LA LADRONA DE LIBROS La ladrona de libros | Page 210
Markus Zusak
La ladrona de libros
Se lanzan puñetazos, el público se encarama por las paredes.
Max y el Führer luchan a muerte, rebotan contra la escalera. El
Führer tiene sangre en el bigote y en la raya del pelo, en la
parte derecha. «Vamos, Führer», lo anima el judío y le hace un
gesto para que se acerque a él. «Vamos, Führer.»
Cuando las visiones se desvanecieron y terminó la primera página, el padre
le guiñó un ojo. La madre la criticó por acaparar la pintura. Max examinaba
todas y cada una de las hojas; tal vez entonces ya veía lo que tenía planeado que
apareciera en ellas. Muchos meses después también pintaría la tapa del libro y
le pondría un nuevo título, el de una de las historias que escribiría e ilustraría.

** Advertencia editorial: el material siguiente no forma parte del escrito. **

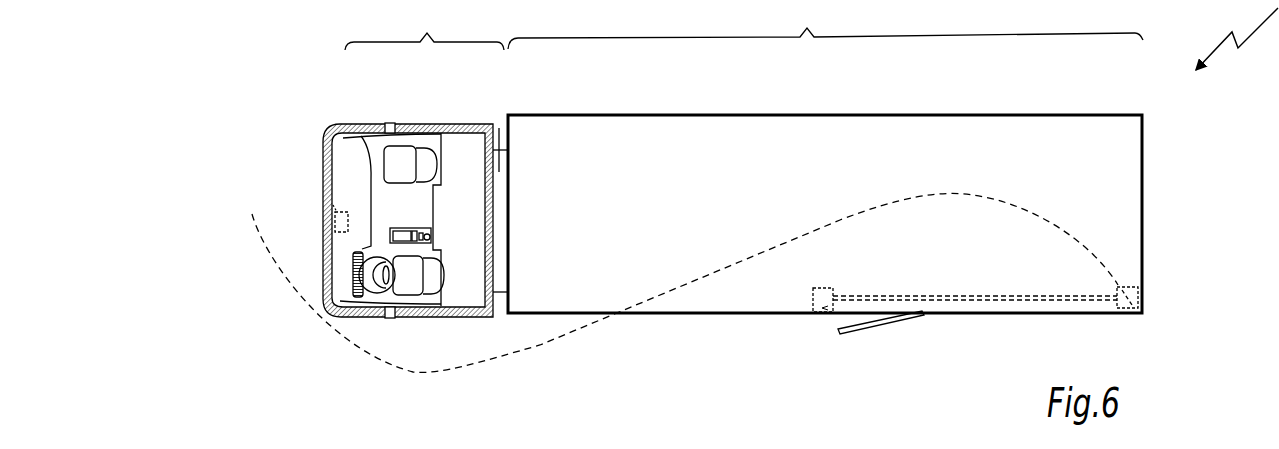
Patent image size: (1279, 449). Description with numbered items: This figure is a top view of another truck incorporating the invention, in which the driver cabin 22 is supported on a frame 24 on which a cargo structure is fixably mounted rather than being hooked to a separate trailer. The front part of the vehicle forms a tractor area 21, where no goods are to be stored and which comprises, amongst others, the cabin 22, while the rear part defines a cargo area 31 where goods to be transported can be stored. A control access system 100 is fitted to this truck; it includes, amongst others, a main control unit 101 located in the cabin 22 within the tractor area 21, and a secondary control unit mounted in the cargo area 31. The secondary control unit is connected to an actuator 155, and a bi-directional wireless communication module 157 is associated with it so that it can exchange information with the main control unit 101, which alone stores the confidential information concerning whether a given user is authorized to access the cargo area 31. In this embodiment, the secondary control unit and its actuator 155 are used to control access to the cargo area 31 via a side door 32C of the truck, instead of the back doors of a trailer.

The tractor area 21 is at (424, 28).
The driver cabin 22 is at (327, 148).
The frame 24 is at (500, 128).
The cargo area 31 is at (1230, 153).
The side door 32C is at (866, 331).
The vehicle system 100 is at (214, 170).
The main control unit 101 is at (335, 211).
The actuator 155 is at (813, 318).
The second module 157 is at (666, 282).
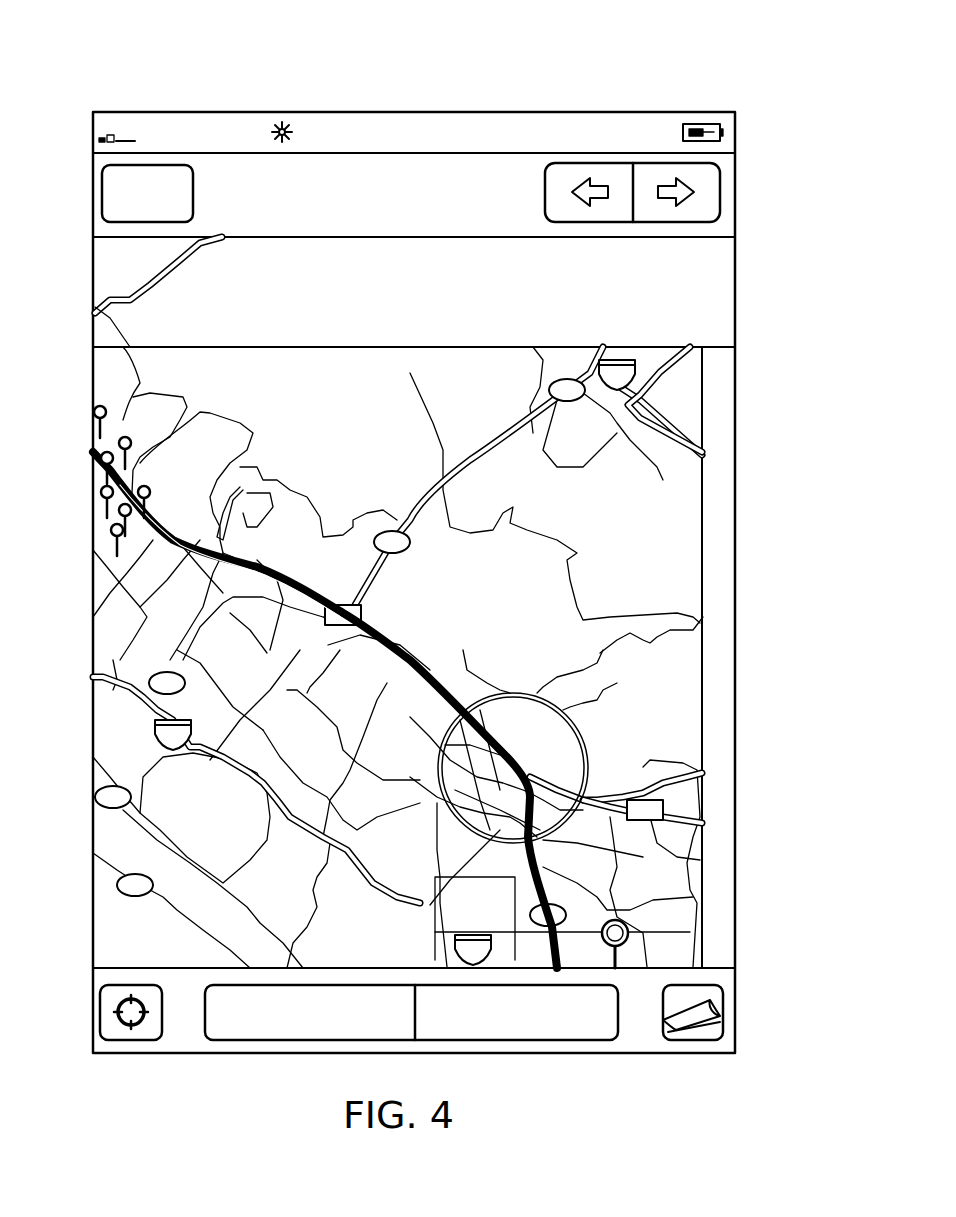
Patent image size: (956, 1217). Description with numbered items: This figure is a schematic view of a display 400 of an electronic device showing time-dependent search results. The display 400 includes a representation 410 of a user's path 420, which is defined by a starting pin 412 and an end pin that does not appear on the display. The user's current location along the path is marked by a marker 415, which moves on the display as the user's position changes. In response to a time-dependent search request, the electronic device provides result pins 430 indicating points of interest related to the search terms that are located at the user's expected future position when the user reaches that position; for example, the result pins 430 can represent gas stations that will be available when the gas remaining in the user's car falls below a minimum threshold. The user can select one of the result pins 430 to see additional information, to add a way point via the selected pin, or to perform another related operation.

The display 400 is at (500, 78).
The representation 410 is at (686, 485).
The starting pin 412 is at (630, 925).
The marker 415 is at (543, 732).
The user's path 420 is at (328, 645).
The result pins 430 is at (100, 490).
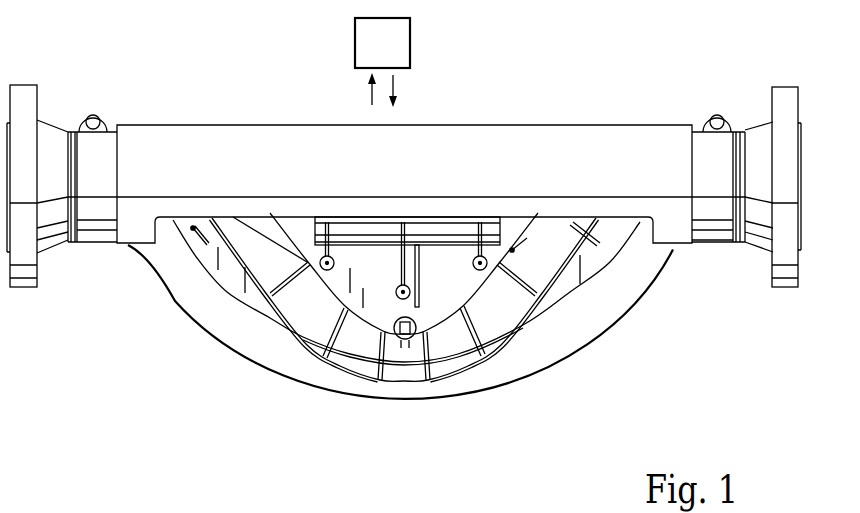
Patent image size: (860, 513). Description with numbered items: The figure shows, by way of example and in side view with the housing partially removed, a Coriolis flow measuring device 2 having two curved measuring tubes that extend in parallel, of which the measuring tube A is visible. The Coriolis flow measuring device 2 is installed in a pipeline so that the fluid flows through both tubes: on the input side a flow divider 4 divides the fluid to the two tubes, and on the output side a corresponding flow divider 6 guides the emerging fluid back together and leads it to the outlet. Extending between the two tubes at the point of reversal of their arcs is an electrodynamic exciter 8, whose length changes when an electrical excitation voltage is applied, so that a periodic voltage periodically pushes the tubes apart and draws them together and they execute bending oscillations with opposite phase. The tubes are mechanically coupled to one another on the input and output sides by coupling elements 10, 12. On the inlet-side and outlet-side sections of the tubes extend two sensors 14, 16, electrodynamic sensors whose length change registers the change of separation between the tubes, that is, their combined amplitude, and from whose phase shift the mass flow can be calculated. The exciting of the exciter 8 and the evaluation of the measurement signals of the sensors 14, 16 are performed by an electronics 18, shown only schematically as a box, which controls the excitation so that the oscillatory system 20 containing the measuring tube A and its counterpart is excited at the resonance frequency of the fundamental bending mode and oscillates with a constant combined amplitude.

The Coriolis flow measuring device 2 is at (189, 110).
The flow divider 4 is at (52, 148).
The flow divider 6 is at (756, 156).
The exciter 8 is at (430, 320).
The coupling element 10 is at (178, 237).
The coupling element 12 is at (590, 238).
The sensor 14 is at (203, 328).
The sensor 16 is at (578, 304).
The electronics 18 is at (400, 40).
The oscillatory system 20 is at (414, 319).
The measuring tube A is at (363, 352).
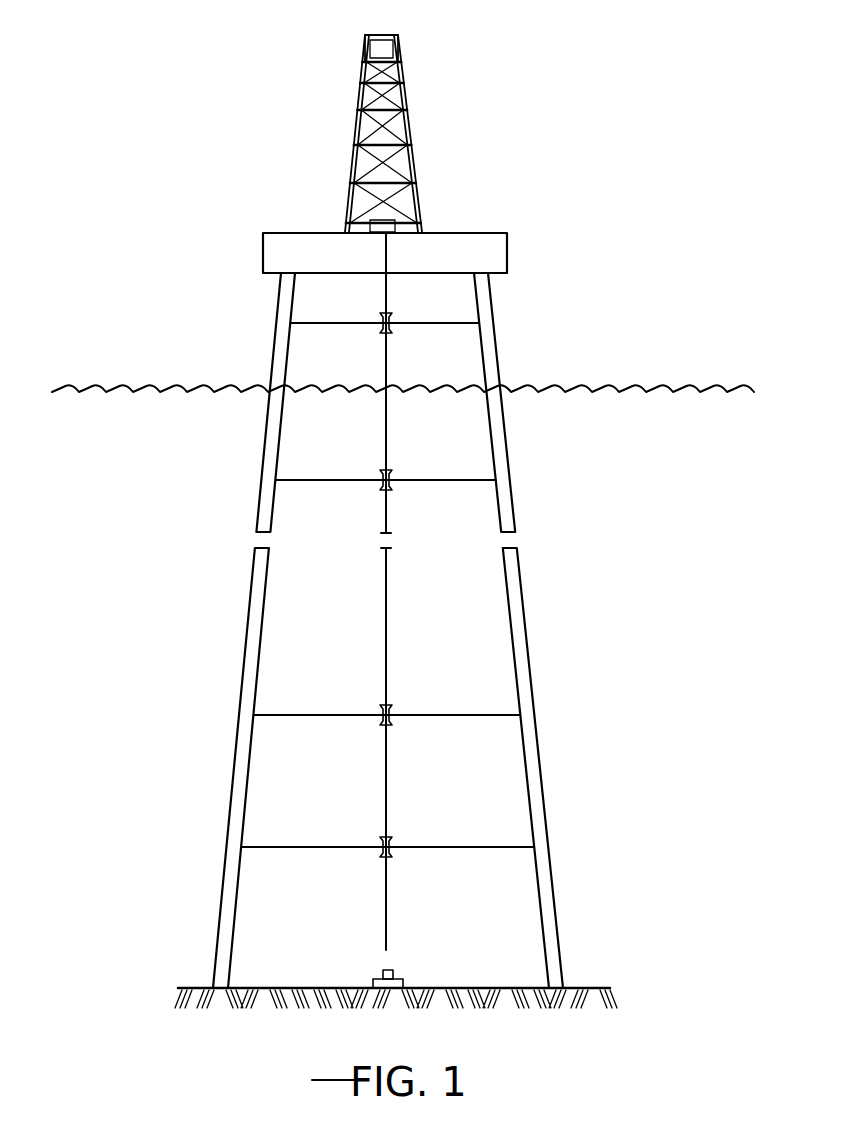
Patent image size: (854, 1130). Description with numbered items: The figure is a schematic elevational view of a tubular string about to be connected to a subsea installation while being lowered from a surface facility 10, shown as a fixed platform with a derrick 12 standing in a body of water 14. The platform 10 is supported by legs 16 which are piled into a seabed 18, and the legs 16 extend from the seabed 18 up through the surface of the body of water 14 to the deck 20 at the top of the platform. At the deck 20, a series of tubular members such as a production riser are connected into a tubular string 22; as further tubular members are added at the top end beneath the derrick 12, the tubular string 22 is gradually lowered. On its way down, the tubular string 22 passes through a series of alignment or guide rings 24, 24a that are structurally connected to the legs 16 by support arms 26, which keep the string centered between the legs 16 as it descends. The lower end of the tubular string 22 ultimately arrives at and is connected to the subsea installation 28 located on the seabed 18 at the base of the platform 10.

The surface facility 10 is at (552, 88).
The derrick 12 is at (408, 130).
The body of water 14 is at (612, 386).
The legs 16 is at (533, 762).
The seabed 18 is at (585, 988).
The deck 20 is at (501, 237).
The tubular string 22 is at (388, 437).
The guide rings 24 is at (392, 470).
The valve 24a is at (393, 840).
The support arms 26 is at (474, 484).
The subsea installation 28 is at (405, 980).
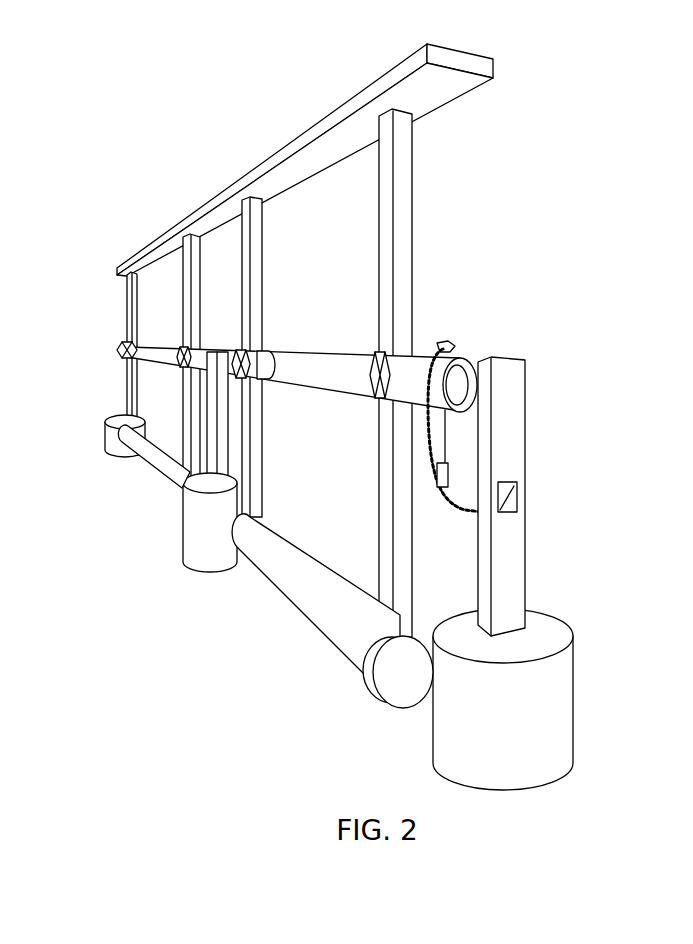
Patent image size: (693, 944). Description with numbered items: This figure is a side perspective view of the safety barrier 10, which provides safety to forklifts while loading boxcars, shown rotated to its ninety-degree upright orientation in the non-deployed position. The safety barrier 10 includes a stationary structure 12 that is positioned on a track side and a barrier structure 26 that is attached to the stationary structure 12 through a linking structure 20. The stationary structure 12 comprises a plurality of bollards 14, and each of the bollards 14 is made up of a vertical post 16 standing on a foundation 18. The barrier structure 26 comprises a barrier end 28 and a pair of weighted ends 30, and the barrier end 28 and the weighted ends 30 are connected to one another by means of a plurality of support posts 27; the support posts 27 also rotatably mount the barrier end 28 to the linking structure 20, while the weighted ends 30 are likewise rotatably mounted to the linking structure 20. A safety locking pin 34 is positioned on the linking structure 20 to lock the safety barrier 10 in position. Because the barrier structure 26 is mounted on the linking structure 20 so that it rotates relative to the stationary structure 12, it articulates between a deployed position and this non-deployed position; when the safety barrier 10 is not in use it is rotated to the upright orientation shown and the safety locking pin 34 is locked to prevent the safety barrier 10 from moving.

The safety barrier 10 is at (180, 120).
The stationary structure 12 is at (566, 605).
The bollards 14 is at (183, 530).
The vertical post 16 is at (508, 457).
The foundation 18 is at (555, 700).
The linking structure 20 is at (305, 352).
The barrier structure 26 is at (355, 79).
The support posts 27 is at (135, 297).
The barrier end 28 is at (173, 230).
The weighted ends 30 is at (160, 462).
The safety locking pin 34 is at (452, 352).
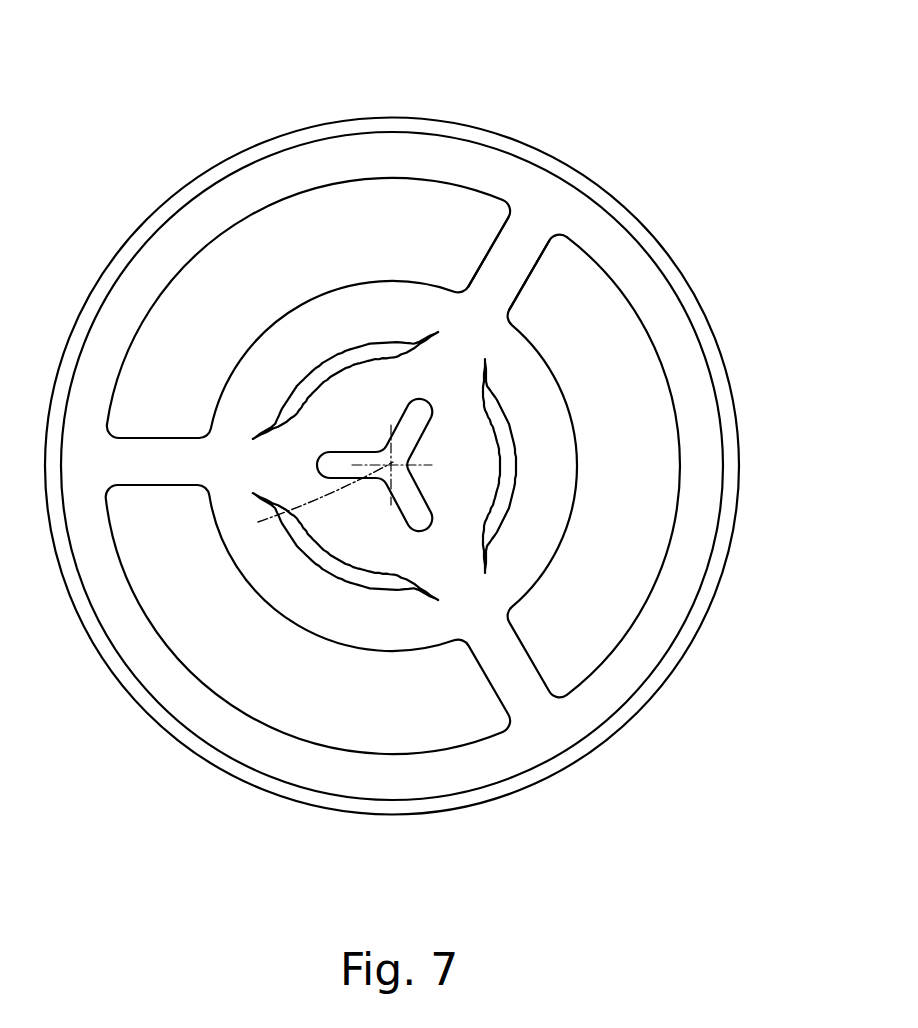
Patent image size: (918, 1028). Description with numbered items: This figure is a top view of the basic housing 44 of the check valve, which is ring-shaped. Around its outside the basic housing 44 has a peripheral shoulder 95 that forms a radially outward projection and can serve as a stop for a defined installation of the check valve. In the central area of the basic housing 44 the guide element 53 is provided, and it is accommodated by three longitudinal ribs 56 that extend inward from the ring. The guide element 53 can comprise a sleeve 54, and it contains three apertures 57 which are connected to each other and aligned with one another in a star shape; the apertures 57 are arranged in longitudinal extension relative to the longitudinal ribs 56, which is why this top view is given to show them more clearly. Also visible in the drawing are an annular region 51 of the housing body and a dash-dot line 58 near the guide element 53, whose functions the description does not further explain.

The basic housing 44 is at (405, 90).
The peripheral shoulder 95 is at (498, 133).
The annular ring portion 51 is at (600, 367).
The sleeve 54 is at (552, 498).
The longitudinal rib 56 is at (517, 250).
The aperture 57 is at (395, 415).
The guide element 53 is at (479, 482).
The axis line 58 is at (313, 510).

Esa tarde, en el cubil secreto bajo el número treinta y tres de
Himmelstrasse, los Hubermann, Liesel Meminger y Max Vandenburg
prepararon las páginas de El árbol de las palabras.
Era agradable ser pintor.
El combate: 24 de junio
Y llegó la séptima cara del dado. Dos días después de que Alemania
invadiera Rusia. Tres días antes de que Gran Bretaña y los soviéticos unieran
sus fuerzas.
Todo comenzó más o menos una semana antes del 24 de junio. Liesel
rapiñó un periódico para Max Vandenburg, como era habitual. Rebuscó en un
cubo de basura cerca de Münchenstrasse y se lo puso bajo el brazo. En cuanto se
lo entregó a Max y este empezó la primera lectura, la miró y le señaló una
fotografía de la portada.
—¿No es este el tipo al que le llevas la colada y la plancha?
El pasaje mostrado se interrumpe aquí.